Scenario	Expected behavior
SaaS reachable, Customer Fragment available	CF-protected operations can complete when identity and policy checks pass.
SaaS reachable, Customer Fragment unavailable	CF-protected operations cannot complete.
SaaS unreachable, value present in cache	Cached read operations can still succeed according to runtime cache behavior.
SaaS unreachable, value not present in cache	Operation fails.
SaaS reachable, policy or allowed-access denies request	Operation is denied even when Customer Fragment is available.

Latency Expectations

Compared to non-CF flows, CF-protected operation paths can add processing and coordination overhead.

Observed latency depends on deployment topology, network distance, cache strategy, and request mix. For repeated read patterns, runtime and proactive caching can reduce effective read latency.

Operational Impact

Removing the storage layer eliminates several operational concerns:

No vault servers to deploy, patch, or maintain.
No backups or replication mechanisms for stored secrets.
No need for database migration or recovery processes.
Reduced exposure to storage compromise, disk forensics, or exfiltration attacks.

Capacity planning focuses on request throughput rather than storage performance.

Security Properties

Key security properties of the Zero-Knowledge Encryption architecture include:

Non-reconstruction — Full private keys never exist in memory on any single component.
Non-persistence — Sensitive material is never written to disk.
Fragment isolation — Fragment values exist only within their respective fragment holders.
Optional customer control — A customer-held fragment prevents unilateral operation execution.
Compartmentalization — Compromise of any single component yields no usable key information.
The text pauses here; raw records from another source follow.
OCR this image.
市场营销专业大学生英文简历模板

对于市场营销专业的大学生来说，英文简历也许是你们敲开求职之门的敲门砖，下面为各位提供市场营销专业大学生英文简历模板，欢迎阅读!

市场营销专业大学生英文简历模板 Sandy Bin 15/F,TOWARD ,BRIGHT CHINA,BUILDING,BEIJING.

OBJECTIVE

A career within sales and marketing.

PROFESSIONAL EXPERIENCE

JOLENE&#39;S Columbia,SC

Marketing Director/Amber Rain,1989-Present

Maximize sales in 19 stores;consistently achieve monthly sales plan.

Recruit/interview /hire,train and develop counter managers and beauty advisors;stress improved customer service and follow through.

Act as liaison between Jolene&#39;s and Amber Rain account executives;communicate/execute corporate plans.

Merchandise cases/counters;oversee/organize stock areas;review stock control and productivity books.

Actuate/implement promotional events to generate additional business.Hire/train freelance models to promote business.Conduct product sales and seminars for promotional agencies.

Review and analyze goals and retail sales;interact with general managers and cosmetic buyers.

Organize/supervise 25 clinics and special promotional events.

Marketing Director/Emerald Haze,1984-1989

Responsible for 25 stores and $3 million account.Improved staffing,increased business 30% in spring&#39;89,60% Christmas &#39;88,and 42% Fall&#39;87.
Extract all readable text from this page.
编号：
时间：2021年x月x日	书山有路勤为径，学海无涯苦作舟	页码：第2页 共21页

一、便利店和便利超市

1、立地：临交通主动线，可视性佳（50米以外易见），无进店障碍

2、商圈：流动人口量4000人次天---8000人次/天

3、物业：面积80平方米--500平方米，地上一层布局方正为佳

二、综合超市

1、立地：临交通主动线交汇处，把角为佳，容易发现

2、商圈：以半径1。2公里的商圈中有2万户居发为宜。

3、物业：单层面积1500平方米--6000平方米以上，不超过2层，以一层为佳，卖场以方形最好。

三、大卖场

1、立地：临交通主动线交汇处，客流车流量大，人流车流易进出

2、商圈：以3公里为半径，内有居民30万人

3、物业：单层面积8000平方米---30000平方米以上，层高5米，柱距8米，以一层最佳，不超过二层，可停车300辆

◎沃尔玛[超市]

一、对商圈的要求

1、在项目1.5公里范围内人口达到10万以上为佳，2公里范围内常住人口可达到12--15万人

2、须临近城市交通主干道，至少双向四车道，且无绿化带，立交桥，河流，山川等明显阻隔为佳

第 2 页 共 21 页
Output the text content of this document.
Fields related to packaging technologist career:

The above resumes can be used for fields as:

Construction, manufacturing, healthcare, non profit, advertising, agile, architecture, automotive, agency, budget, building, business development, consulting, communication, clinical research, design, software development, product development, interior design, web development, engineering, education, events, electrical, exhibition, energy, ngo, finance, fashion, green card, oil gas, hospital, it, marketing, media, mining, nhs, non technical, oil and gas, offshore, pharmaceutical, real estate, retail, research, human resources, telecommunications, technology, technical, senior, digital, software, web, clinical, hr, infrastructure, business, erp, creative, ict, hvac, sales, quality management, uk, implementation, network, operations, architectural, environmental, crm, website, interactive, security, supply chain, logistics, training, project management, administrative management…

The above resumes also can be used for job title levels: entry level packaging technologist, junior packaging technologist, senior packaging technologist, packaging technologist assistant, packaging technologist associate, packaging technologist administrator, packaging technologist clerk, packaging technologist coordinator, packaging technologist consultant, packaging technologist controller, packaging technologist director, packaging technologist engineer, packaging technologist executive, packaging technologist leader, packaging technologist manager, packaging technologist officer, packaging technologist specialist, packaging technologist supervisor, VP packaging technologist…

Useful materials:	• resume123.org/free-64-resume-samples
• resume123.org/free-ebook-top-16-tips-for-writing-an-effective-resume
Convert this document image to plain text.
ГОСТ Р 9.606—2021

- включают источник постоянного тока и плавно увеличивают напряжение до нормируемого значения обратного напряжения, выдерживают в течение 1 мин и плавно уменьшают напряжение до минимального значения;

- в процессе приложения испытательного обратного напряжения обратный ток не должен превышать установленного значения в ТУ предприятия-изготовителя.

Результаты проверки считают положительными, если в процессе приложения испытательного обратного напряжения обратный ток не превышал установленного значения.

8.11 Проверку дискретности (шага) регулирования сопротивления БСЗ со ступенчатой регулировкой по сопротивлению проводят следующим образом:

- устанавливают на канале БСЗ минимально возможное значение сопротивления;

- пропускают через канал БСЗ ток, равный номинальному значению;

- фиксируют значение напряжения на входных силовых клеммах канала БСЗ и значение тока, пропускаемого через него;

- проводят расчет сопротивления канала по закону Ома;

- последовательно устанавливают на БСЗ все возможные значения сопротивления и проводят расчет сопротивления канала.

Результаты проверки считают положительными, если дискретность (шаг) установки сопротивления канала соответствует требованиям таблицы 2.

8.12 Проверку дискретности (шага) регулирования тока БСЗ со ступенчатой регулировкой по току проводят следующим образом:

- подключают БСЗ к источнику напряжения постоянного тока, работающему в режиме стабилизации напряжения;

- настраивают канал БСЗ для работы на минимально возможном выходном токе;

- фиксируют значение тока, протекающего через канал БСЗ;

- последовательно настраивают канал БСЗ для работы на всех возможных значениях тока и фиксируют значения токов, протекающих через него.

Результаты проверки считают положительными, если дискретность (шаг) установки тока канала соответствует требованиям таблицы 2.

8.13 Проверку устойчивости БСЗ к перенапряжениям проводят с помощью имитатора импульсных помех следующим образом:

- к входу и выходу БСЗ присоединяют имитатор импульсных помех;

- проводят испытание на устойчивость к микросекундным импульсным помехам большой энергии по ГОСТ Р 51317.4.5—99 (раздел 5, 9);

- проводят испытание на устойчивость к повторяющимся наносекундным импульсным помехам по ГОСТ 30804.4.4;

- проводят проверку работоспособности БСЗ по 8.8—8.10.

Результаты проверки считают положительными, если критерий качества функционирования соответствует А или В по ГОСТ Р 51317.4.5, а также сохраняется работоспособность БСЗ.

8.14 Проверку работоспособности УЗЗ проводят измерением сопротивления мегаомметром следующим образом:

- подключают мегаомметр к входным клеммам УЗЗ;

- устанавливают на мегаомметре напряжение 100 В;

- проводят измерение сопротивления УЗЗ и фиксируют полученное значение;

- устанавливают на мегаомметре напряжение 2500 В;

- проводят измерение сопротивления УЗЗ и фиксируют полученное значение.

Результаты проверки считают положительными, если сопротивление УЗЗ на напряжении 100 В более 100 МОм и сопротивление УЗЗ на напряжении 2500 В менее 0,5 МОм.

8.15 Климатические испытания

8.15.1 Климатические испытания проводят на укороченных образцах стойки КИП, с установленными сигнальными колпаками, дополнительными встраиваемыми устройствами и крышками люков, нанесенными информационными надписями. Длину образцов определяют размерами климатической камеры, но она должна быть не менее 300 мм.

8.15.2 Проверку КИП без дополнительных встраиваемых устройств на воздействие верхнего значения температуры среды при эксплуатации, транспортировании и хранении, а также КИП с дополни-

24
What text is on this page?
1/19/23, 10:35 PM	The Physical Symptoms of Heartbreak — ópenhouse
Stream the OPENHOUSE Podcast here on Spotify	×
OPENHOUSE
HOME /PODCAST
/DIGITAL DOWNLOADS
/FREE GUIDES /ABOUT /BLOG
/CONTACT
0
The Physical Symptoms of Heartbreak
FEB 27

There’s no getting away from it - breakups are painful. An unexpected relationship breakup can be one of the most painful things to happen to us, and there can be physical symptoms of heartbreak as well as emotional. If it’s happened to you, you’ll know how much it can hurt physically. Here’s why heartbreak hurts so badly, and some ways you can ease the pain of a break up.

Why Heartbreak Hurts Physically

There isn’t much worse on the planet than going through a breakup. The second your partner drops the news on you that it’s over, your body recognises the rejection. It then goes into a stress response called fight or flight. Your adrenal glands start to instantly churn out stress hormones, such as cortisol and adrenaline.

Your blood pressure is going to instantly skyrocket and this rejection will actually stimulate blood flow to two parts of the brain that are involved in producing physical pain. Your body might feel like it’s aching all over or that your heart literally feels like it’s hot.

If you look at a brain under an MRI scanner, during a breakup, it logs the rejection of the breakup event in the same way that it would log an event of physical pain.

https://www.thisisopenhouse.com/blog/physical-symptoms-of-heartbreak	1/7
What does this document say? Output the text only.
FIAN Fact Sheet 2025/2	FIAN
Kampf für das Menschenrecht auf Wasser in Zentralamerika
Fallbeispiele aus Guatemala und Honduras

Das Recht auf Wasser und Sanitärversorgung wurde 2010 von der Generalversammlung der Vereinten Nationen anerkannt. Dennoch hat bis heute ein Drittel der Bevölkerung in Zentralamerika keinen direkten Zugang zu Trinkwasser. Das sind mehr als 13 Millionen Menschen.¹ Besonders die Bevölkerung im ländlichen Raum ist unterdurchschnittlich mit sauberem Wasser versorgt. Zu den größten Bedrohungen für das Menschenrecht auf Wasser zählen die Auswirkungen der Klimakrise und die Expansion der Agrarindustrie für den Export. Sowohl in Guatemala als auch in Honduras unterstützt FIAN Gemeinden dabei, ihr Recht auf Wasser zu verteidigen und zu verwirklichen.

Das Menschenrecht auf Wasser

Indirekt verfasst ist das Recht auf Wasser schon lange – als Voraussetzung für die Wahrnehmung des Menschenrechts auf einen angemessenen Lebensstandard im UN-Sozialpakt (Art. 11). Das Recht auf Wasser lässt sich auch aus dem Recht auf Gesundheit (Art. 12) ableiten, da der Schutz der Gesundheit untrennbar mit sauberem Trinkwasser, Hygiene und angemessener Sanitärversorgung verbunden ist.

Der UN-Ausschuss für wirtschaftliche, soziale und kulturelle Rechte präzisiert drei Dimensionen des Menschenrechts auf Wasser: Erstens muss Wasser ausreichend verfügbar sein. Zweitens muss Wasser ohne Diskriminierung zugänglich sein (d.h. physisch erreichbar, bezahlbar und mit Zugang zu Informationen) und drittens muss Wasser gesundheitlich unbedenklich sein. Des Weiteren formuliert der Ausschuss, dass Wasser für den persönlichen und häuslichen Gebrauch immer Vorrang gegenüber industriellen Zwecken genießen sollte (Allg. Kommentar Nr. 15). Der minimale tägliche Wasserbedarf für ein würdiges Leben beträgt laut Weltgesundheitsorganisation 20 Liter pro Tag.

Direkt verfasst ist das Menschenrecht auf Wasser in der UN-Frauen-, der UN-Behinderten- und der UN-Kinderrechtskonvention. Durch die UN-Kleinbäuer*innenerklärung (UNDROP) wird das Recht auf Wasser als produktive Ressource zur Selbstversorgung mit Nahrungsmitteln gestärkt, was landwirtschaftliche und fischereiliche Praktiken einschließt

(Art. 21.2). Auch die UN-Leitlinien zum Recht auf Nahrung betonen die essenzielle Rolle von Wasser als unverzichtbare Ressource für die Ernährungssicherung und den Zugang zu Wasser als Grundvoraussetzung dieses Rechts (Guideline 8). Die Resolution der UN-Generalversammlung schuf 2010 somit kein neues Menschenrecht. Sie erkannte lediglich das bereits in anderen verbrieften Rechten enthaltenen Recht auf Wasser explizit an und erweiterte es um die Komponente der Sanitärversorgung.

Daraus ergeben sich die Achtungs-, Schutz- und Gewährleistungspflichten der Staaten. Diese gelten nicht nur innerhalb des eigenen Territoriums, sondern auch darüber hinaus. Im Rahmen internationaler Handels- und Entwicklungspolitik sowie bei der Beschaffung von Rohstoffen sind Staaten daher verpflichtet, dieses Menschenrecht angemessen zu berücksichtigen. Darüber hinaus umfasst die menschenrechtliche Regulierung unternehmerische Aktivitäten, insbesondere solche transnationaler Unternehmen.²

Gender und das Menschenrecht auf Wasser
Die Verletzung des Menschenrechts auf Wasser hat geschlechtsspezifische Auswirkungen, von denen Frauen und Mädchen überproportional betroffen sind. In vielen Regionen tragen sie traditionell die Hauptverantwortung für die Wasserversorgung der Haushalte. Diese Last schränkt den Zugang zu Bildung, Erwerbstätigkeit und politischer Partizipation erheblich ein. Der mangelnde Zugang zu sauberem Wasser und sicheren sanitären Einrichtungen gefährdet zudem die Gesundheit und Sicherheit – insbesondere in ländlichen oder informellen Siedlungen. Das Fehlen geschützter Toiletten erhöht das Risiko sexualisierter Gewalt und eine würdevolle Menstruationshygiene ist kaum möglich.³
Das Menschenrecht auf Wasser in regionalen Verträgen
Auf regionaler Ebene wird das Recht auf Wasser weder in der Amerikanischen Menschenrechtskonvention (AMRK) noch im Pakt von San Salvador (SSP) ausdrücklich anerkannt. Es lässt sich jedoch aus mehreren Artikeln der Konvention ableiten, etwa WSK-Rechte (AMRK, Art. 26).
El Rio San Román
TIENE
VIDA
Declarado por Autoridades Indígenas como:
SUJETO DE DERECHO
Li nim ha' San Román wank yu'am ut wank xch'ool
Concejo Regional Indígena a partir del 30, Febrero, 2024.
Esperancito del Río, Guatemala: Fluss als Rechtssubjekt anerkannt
These properties reduce the exposure surface associated with stored-secret systems.

Implementation

The Akeyless Zero-Knowledge Encryption architecture removes the need for a secrets or key storage backend by executing operations through distributed cryptographic fragments, without storing or reconstructing complete private key material.

For deployment and configuration steps that use Customer Fragments with Gateway, see Gateway Zero-Knowledge.